Web Site Security What Small Businesses Need to Know

A Web site can help business owners promote their companies, build customer confidence and even streamline some business processes. However, the California Society of CPAs (CalCPA) points out that a Web site's effectiveness hinges on its security. Web site security embraces a number of complex issues, including system and network security, authentication services, privacy issues and cryptology. CalCPA presents this primer to help small businesses minimize Web security risks.

Understand Security Risks

As soon as your Web site is launched, your company is exposed to a variety of risks. These can include bugs or misconfiguration problems in the Web server that allow unauthorized users to break into the system, content that damages or crashes the browser or the user's system, employee access abuses and the misuse of personal information provided by the end user. To minimize these and other risks, you should implement effective security measures.

Develop A Security Policy

The first step is to develop a security policy that essentially outlines who uses the system, what they are allowed to do and the level of access for various user groups. The policy also should indicate the individual(s) responsible for granting and revoking user access, remote and local log-in methods, and system monitoring procedures.
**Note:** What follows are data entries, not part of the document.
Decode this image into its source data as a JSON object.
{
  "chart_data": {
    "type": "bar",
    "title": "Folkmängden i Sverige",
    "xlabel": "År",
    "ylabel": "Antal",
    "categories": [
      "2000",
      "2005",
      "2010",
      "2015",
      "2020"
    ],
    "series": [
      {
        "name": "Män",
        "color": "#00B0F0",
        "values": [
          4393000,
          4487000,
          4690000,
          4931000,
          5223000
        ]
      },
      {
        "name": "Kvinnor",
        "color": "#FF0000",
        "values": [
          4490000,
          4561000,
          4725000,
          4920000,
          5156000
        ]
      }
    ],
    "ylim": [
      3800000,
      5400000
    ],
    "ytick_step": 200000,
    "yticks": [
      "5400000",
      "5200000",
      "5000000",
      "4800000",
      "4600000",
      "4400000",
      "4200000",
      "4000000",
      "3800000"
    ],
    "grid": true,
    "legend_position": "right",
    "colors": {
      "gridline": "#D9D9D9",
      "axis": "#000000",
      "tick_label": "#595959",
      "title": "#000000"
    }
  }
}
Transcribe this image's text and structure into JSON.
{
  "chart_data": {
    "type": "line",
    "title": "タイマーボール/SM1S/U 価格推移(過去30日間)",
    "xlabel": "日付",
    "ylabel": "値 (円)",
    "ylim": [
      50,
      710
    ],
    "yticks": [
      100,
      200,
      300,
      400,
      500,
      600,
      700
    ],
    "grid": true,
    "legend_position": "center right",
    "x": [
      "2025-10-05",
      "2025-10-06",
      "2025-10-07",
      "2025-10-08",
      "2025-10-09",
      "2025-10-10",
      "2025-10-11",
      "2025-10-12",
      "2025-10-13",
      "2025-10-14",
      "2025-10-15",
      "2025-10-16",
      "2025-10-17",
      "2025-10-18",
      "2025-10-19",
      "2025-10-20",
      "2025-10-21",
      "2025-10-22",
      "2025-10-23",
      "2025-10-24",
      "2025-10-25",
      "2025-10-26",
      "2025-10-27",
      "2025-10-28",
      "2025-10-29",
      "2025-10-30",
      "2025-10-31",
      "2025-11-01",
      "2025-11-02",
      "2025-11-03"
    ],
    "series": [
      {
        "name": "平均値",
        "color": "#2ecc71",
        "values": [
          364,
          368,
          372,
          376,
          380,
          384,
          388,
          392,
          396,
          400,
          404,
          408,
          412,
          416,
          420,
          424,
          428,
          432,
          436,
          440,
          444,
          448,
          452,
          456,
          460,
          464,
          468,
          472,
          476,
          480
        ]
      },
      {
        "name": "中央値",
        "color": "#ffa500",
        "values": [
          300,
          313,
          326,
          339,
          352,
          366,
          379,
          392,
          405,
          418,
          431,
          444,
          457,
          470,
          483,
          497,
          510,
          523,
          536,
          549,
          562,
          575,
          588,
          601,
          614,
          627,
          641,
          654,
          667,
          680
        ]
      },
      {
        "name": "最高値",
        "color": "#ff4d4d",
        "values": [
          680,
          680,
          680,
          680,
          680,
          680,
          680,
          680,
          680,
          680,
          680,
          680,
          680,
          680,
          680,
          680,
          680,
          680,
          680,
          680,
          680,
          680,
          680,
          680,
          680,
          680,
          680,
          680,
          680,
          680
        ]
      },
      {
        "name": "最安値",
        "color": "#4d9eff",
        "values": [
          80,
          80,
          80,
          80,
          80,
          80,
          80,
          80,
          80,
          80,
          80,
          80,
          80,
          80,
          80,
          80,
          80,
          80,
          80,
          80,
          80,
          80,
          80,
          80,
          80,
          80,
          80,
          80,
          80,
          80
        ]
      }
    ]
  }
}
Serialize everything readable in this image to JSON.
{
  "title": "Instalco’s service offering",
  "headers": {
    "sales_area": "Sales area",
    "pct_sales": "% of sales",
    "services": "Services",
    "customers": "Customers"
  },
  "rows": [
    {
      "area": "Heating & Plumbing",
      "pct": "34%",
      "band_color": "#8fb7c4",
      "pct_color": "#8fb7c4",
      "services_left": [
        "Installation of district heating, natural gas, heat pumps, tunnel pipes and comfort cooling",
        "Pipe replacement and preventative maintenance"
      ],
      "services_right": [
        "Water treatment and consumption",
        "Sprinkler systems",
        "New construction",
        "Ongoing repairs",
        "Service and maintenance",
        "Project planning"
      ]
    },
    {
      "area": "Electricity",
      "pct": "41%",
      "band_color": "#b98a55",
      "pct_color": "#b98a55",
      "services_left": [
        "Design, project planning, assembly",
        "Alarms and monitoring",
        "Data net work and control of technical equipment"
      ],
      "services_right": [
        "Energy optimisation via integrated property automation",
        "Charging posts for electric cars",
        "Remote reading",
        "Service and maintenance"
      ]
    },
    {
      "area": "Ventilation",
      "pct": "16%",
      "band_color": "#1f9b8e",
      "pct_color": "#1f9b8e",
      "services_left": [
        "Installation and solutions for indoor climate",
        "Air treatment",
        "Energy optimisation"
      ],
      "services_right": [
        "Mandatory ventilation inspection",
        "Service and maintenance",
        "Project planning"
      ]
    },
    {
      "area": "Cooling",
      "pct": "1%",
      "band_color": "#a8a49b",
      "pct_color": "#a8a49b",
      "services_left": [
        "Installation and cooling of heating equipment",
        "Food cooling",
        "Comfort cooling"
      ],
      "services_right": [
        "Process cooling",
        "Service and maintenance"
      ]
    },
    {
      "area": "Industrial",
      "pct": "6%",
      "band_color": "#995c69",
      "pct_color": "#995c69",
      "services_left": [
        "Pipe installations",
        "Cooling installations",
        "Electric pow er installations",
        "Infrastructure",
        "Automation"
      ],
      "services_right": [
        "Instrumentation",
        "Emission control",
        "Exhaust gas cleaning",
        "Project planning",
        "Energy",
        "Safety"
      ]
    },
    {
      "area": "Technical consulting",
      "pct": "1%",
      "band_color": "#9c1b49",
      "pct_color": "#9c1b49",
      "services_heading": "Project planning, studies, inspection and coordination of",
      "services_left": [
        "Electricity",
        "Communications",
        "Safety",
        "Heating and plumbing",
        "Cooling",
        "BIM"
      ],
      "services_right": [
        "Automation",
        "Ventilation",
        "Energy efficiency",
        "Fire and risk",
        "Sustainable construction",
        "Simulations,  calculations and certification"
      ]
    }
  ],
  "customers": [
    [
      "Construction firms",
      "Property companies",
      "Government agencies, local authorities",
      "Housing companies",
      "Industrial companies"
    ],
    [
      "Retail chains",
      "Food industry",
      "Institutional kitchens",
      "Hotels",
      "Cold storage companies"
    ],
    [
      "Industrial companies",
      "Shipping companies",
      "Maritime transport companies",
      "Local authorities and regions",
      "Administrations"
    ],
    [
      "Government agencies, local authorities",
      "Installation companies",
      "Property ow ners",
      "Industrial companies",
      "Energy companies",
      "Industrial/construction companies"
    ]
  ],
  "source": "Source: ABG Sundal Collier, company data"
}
Circulating such a document among staff will alert them to the importance of Web site security. Ongoing enforcement of the policy is vital to ensuring the security of your site.

Protect Confidential Documents

Depending on the nature of information posted on the Web site, most companies want to restrict access by either external groups or from within their organizations. There are three types of access restrictions available:
  • Restriction by IP (Internet provider) address or domain name. Essentially, individual documents or entire directories are protected in such a way that only browsers connecting from certain IP addresses, IP subnets or domains can access them. Be aware that servers vary in their ability to restrict browser access to individual documents or portions of documents.
  • Restriction by user name or password. Documents or directories are protected so that the remote user must provide a name and password to gain access. For this type of restriction to be effective, passwords should not be easily identified words.
  • Encryption. Encryption technology is one of the most important security features to implement when setting up your site. Encryption scrambles information from a readable to a nonreadable form. If your company plans to process credit card information online, you'll want to make sure you have secure sockets layer (SSL), a type of encryption technology that protects credit card data before transmission. SSL is currently implemented commercially on several different browsers and many different servers.

Use Firewalls

Firewalls are a fundamental means of protecting your computer system. Generally, firewalls are configured to protect against unauthenticated interactive log-ins from the "outside world," thus preventing computer hackers and others from logging on to machines in your network. Firewalls also can provide important logging and auditing information by summarizing the kinds and amount of traffic that passed through.

Keep in mind, however, that firewalls cannot effectively protect your system against all viruses. Rather than trying to screen viruses out at the firewall, it's wise to make sure that up-to-date virus scanning software is on every computer in your organization and is run every time each of these machines is rebooted.

Ask A CPA About WebTrust

WebTrust is a consulting and certification process that CPAs can use to help your business identify and reduce certain security risks and provide assurance to your customers. As part of the WebTrust program, there are principals and criteria that establish best practices in the areas of security, confidentiality, privacy, transaction integrity and others. Through these best practices, CPAs assess a Web site's controls and ensure that it meets WebTrust standards. Once the CPA has ascertained that the site meets these standards, you have the option of receiving a WebTrust seal or stamp of approval that can be posted on your site.